The Truth Behind the Myth
Minimum liability coverage only covers damages to other people and their property if you’re at fault in an accident. It does not cover:
Your own car repairs
Your medical bills
Uninsured or underinsured drivers who hit you
Theft, vandalism, or natural disasters
If the accident costs exceed your liability limits, you’re responsible for paying the rest out of pocket—which could lead to financial ruin.
Why Comprehensive Coverage Matters
Adding collision and comprehensive coverage ensures that your car is protected, regardless of fault. While it costs more upfront, it can save you from massive expenses in the long run.
Myth #5: Your Credit Score Has Nothing to Do With Car Insurance
Why People Believe This Myth
Most drivers assume that credit scores are only relevant for loans, mortgages, and credit cards. They don’t realize insurers may also use this information.
The Truth Behind the Myth
In many states, insurance companies use a credit-based insurance score to help determine premiums. Studies show that people with lower credit scores are statistically more likely to file claims.
However:
Not all states allow this practice. For example, California, Hawaii, and Massachusetts ban the use of credit scores in setting auto insurance rates.
Your credit score isn’t the only factor—it’s just one piece of the puzzle.
How to Improve Your Insurance Rates
Pay bills on time to boost your credit score.
Regularly check your credit report for errors.
Shop around for insurers, since some weigh credit history more heavily than others.
Additional Common Myths Worth Mentioning
Myth: Comprehensive Coverage Covers Everything
Despite its name, comprehensive coverage doesn’t cover “everything.” It only protects your car against non-collision events like theft, fire, or weather damage.
Myth: Expensive Cars Always Cost More to Insure
Not necessarily. Sometimes, luxury vehicles have better safety features that lower insurance costs compared to older, less safe cars.
Myth: Insurance Will Pay Off Your Car Loan If It’s Totaled
Insurance only pays the current market value of your car—not the amount you owe on a loan. If your loan balance is higher, you’ll still be responsible for the difference unless you have gap insurance.
How to Separate Fact from Fiction
Do Your Research
Relying on word-of-mouth or assumptions can be dangerous. Always check official resources, such as your state’s insurance department or your insurer’s website.
Ask Your Insurance Agent
Insurance policies vary widely depending on your provider and location.
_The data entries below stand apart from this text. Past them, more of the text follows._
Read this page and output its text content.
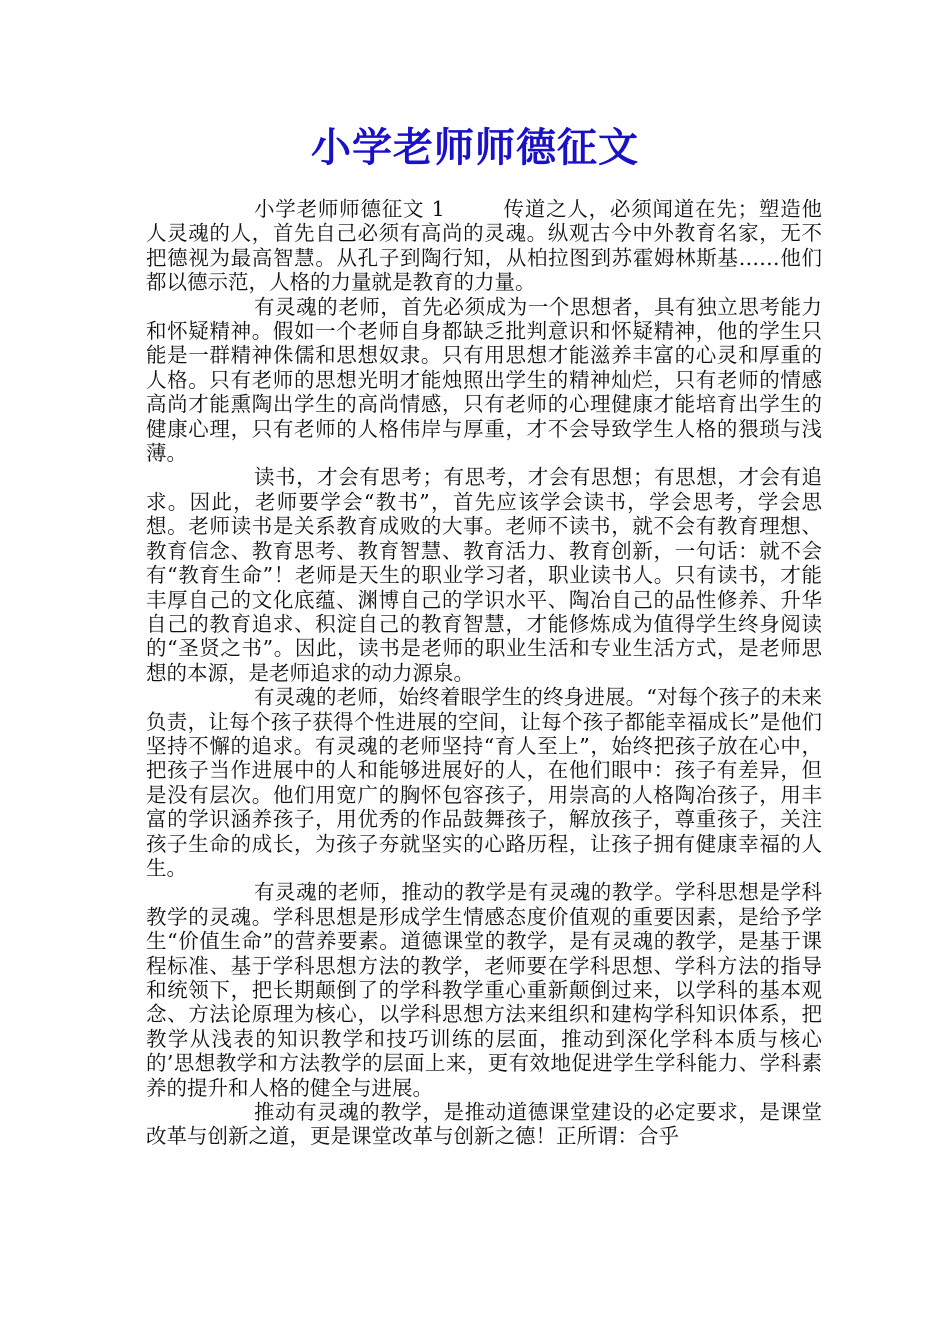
小学老师师德征文

小学老师师德征文 1	传道之人，必须闻道在先；塑造他人灵魂的人，首先自己必须有高尚的灵魂。纵观古今中外教育名家，无不把德视为最高智慧。从孔子到陶行知，从柏拉图到苏霍姆林斯基……他们都以德示范，人格的力量就是教育的力量。

有灵魂的老师，首先必须成为一个思想者，具有独立思考能力和怀疑精神。假如一个老师自身都缺乏批判意识和怀疑精神，他的学生只能是一群精神侏儒和思想奴隶。只有用思想才能滋养丰富的心灵和厚重的人格。只有老师的思想光明才能烛照出学生的精神灿烂，只有老师的情感高尚才能熏陶出学生的高尚情感，只有老师的心理健康才能培育出学生的健康心理，只有老师的人格伟岸与厚重，才不会导致学生人格的猥琐与浅薄。

读书，才会有思考；有思考，才会有思想；有思想，才会有追求。因此，老师要学会“教书”，首先应该学会读书，学会思考，学会思想。老师读书是关系教育成败的大事。老师不读书，就不会有教育理想、教育信念、教育思考、教育智慧、教育活力、教育创新，一句话：就不会有“教育生命”！老师是天生的职业学习者，职业读书人。只有读书，才能丰厚自己的文化底蕴、渊博自己的学识水平、陶冶自己的品性修养、升华自己的教育追求、积淀自己的教育智慧，才能修炼成为值得学生终身阅读的“圣贤之书”。因此，读书是老师的职业生活和专业生活方式，是老师思想的本源，是老师追求的动力源泉。

有灵魂的老师，始终着眼学生的终身进展。“对每个孩子的未来负责，让每个孩子获得个性进展的空间，让每个孩子都能幸福成长”是他们坚持不懈的追求。有灵魂的老师坚持“育人至上”，始终把孩子放在心中，把孩子当作进展中的人和能够进展好的人，在他们眼中：孩子有差异，但是没有层次。他们用宽广的胸怀包容孩子，用崇高的人格陶冶孩子，用丰富的学识涵养孩子，用优秀的作品鼓舞孩子，解放孩子，尊重孩子，关注孩子生命的成长，为孩子夯就坚实的心路历程，让孩子拥有健康幸福的人生。

有灵魂的老师，推动的教学是有灵魂的教学。学科思想是学科教学的灵魂。学科思想是形成学生情感态度价值观的重要因素，是给予学生“价值生命”的营养要素。道德课堂的教学，是有灵魂的教学，是基于课程标准、基于学科思想方法的教学，老师要在学科思想、学科方法的指导和统领下，把长期颠倒了的学科教学重心重新颠倒过来，以学科的基本观念、方法论原理为核心，以学科思想方法来组织和建构学科知识体系，把教学从浅表的知识教学和技巧训练的层面，推动到深化学科本质与核心的’思想教学和方法教学的层面上来，更有效地促进学生学科能力、学科素养的提升和人格的健全与进展。

推动有灵魂的教学，是推动道德课堂建设的必定要求，是课堂改革与创新之道，更是课堂改革与创新之德！正所谓：合乎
Asking questions directly is the best way to avoid confusion.
Review Your Policy Regularly
Life circumstances change—moving to a new city, buying a new car, or adding a family member can all affect your coverage needs.
Conclusion
Car insurance myths have a way of spreading quickly, but they can lead to costly mistakes if you believe them. The truth is that insurance premiums are influenced by multiple factors—from your driving record and location to the type of car you own and even your credit score.
By debunking myths like “red cars cost more” or “minimum liability is enough,” drivers can make informed decisions that protect both their vehicles and their financial future. The key takeaway is simple: don’t rely on myths—rely on facts.